Cass. Soc. 19 décembre 2018, 17-14631

Pas de géolocalisation lorsqu’un autre moyen de contrôle de la durée du travail est possible, ni à l’égard des salariés disposant d’une liberté dans l’organisation de leur travail.

En raison du caractère intrusif de la géolocalisation, qui n’aura échappé à personne, son recours est strictement encadré.

Une nouvelle fois (mais pas une fois de trop !), la Cour de cassation se veut protectrice des libertés individuelles des salariés, en rappelant que le contrôle du temps de travail au moyen de la géolocalisation doit rester exceptionnel.

Une entreprise de communication de proximité et marketing relationnel avait mis en place et exploitait un système de géolocalisation de ses salariés distributeurs de journaux et prospectus.

La géolocalisation se matérialisait par un boîtier mobile, que les salariés distributeurs devaient porter sur eux pendant leur tournée, et activer. Ce boîtier enregistrait alors la localisation des salariés toutes les 10 secondes, ce qui correspondait plus précisément à l’enregistrement du temps de distribution effective et des éventuelles immobilités. 

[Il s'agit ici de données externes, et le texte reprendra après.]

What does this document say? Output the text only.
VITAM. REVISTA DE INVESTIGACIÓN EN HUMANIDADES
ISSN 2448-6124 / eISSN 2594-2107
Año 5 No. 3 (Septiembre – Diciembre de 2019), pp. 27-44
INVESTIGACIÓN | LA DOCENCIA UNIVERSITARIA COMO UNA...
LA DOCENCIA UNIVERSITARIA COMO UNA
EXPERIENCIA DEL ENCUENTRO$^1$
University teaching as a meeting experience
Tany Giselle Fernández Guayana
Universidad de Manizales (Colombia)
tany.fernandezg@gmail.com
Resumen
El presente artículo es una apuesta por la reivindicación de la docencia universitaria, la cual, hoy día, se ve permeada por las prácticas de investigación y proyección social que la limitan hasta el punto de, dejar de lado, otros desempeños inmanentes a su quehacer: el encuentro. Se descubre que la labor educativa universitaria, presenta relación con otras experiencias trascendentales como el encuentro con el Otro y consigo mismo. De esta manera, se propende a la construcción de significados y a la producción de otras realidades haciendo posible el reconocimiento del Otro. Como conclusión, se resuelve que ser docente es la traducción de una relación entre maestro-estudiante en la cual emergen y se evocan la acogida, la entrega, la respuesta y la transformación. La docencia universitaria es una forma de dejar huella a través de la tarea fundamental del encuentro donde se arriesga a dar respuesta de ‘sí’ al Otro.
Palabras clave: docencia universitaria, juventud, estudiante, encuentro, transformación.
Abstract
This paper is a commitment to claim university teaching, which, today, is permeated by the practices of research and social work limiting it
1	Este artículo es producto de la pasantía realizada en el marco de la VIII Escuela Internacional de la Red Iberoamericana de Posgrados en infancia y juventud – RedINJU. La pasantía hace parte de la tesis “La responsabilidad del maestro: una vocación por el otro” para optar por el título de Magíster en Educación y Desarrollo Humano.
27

Une Fédération syndicale décidait d’assigner en justice la Société de communication, pour réclamer l’interdiction de la mise en place du système de géolocalisation et de son exploitation. Elle estimait que ce système était illicite, puisqu’il entrainait une perte d’autonomie des salariés et que d’autres moyens de contrôle du temps de travail étaient possibles, tels qu’une pointeuse mobile, un système auto-déclaratif ou encore un contrôle par un responsable d’enquêtes.

La Cour d’appel, tout comme le Tribunal de grande instance, rejetait la demande de la Fédération syndicale, en jugeant que le dispositif de géolocalisation était justifié par rapport à la nature de la tâche à accomplir et proportionné au but recherché. Elle justifiait sa décision par le fait que les salariés déclenchaient eux-mêmes le boitier pendant la période de distribution et que ce dispositif n’était pas incompatible avec leur relative autonomie. D’autant que, selon elle, les autres moyens de contrôle préconisés par la Fédération n’apparaissaient pas adaptés au but recherché.

Au visa de l’article L1121-1 du Code du travail, selon lequel « Nul ne peut apporter aux droits des personnes et aux libertés individuelles et collectives de restrictions qui ne seraient pas justifiées par la nature de la tâche à accomplir ni proportionnées au but recherché », la Chambre sociale de la Cour de cassation censure l’arrêt d’appel.

Elle reproche aux juges du fond de ne pas avoir recherché si le système de géolocalisation mis en œuvre par la Société était bien le seul moyen de contrôler la durée du travail des salariés distributeurs.

Ce faisant, la Cour de cassation rappelle que l’utilisation d’un système de géolocalisation :

  • N’est licite qu’en l’absence d’autres moyens de contrôle du temps de travail, même moins efficaces (Cass. Soc. 3 novembre 2011, 10-18036 ; CE 15 décembre 2017, n°403776) ;
  • N’est pas justifiée lorsque le salarié dispose d’une liberté dans l’organisation de son travail (Cass. Soc. 3 novembre 2011, 10-18036 et Cass. Soc. 17 décembre 2014, 13-23645 rendus à propos des dispositifs de géolocalisation des véhicules de fonction). 

Prudence et vigilance s’imposent donc aux employeurs tentés de recourir à la géolocalisation.

Cette décision est également une occasion de rappeler que, préalablement à la mise en place d’un dispositif de géolocalisation, la consultation des institutions représentatives du personnel et l’information des salariés de l’existence et de la finalité de ce dispositif sont obligatoires.

En outre, RGPD oblige, ce dispositif doit désormais être inscrit au registre des activités de traitement tenu par l’employeur.